I think it was the summer before Pete’s senior year in high school that one of his friends decided to have a beach party, that I also was invited to. It would be at night, around a fire and there would be a lot of singing. I had mixed feelings about the invite. By this time I was pretty realistic about my singing ability. Pete suggested that we learn the first lines of songs that were popular at that time. That proved not hard to do and actually was a nice gateway to feeling a part of the group.
I used to pray that if God wanted to do a pretty dramatic miracle He would gift me with a good singing voice. That never happened but the gift I did get was a beloved husband who is very musical and we have five very musical children. And nineteen musical grandchildren. I love it when my husband just spontaneously bursts into song. And when we have family gatherings and there is time set aside for group singing.

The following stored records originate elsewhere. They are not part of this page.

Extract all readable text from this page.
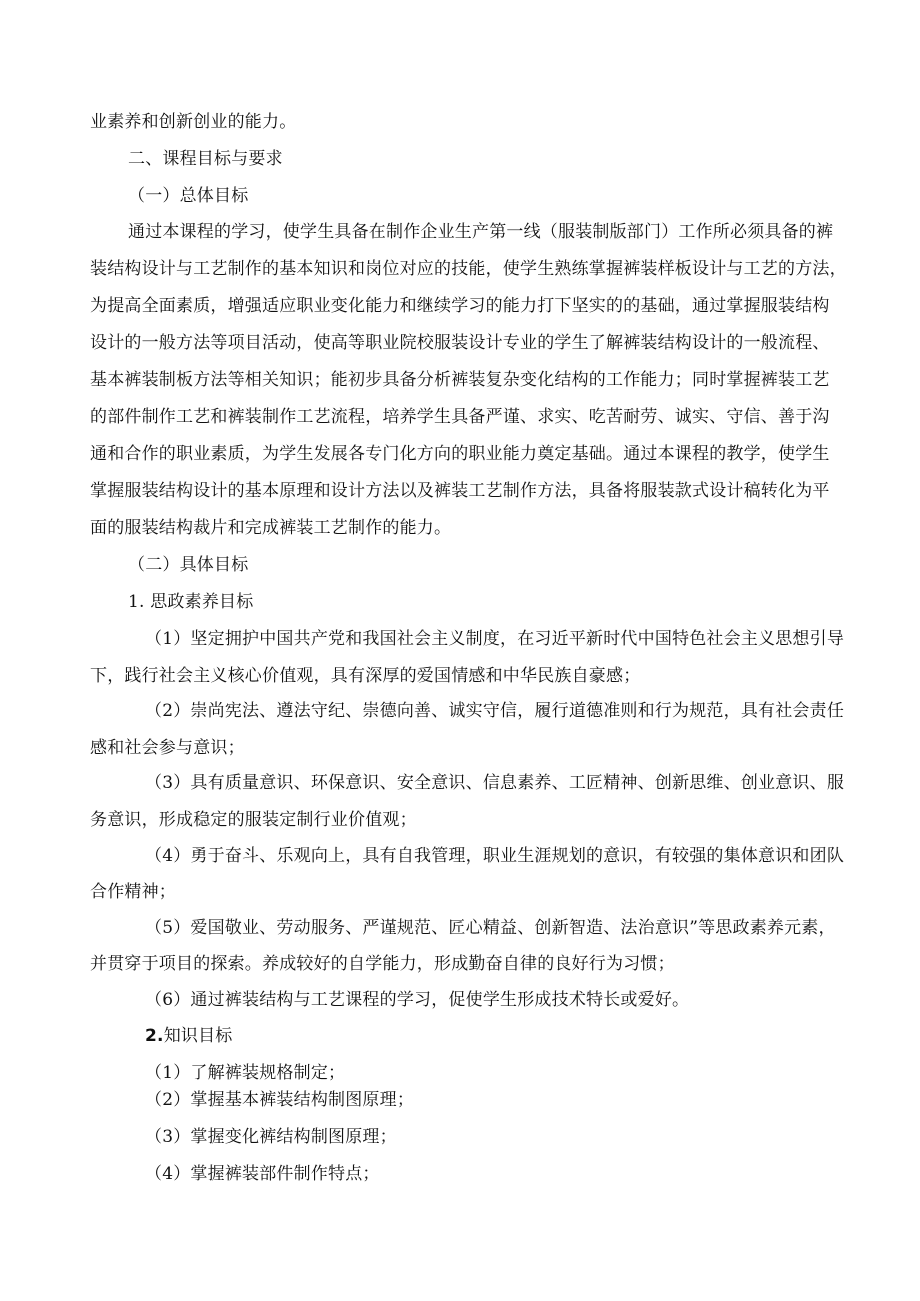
业素养和创新创业的能力。
二、课程目标与要求
（一）总体目标
通过本课程的学习，使学生具备在制作企业生产第一线（服装制版部门）工作所必须具备的裤
装结构设计与工艺制作的基本知识和岗位对应的技能，使学生熟练掌握裤装样板设计与工艺的方法，
为提高全面素质，增强适应职业变化能力和继续学习的能力打下坚实的的基础，通过掌握服装结构
设计的一般方法等项目活动，使高等职业院校服装设计专业的学生了解裤装结构设计的一般流程、
基本裤装制板方法等相关知识；能初步具备分析裤装复杂变化结构的工作能力；同时掌握裤装工艺
的部件制作工艺和裤装制作工艺流程，培养学生具备严谨、求实、吃苦耐劳、诚实、守信、善于沟
通和合作的职业素质，为学生发展各专门化方向的职业能力奠定基础。通过本课程的教学，使学生
掌握服装结构设计的基本原理和设计方法以及裤装工艺制作方法，具备将服装款式设计稿转化为平
面的服装结构裁片和完成裤装工艺制作的能力。
（二）具体目标
1. 思政素养目标
（1）坚定拥护中国共产党和我国社会主义制度，在习近平新时代中国特色社会主义思想引导
下，践行社会主义核心价值观，具有深厚的爱国情感和中华民族自豪感；
（2）崇尚宪法、遵法守纪、崇德向善、诚实守信，履行道德准则和行为规范，具有社会责任
感和社会参与意识；
（3）具有质量意识、环保意识、安全意识、信息素养、工匠精神、创新思维、创业意识、服
务意识，形成稳定的服装定制行业价值观；
（4）勇于奋斗、乐观向上，具有自我管理，职业生涯规划的意识，有较强的集体意识和团队
合作精神；
（5）爱国敬业、劳动服务、严谨规范、匠心精益、创新智造、法治意识”等思政素养元素，
并贯穿于项目的探索。养成较好的自学能力，形成勤奋自律的良好行为习惯；
（6）通过裤装结构与工艺课程的学习，促使学生形成技术特长或爱好。
2.知识目标
（1）了解裤装规格制定；
（2）掌握基本裤装结构制图原理；
（3）掌握变化裤结构制图原理；
（4）掌握裤装部件制作特点；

This past Easter we had three days of family gatherings. Alec, one of our college student grandchildren, brought his guitar. It was a special treat when he played and sang some of the songs that he has written.
When we have our family beach week, one night is set aside as our family talent night. Music plays a major role in the activities of that evening. It is very special when Jerry and our various children and grandchildren get up and showcase their talents.
Recently son Jim made a copy of a tape the family sang and sent to Joe when he was with the Peace Corps in Sierra Leone in the 1980’s. It was a tape of all the family singing the various parts of WE ARE THE WORLD. Jim sent a copy to each of us. Jerry and I loved it. It was a tape full of love and support for Joe as he carried out his Peace Corps obligations. And proud mother that I am, I thought it did a good job of showcasing the family musical talents.
Having lived these past almost sixty three plus years in a very musical environment, I feel very blessed. It has expanded my horizons.
There is a quote by the actor Neil Harris about performing that I feel applies very appropriately to life in general – You can have the smallest role in the smallest production and still have a big impact.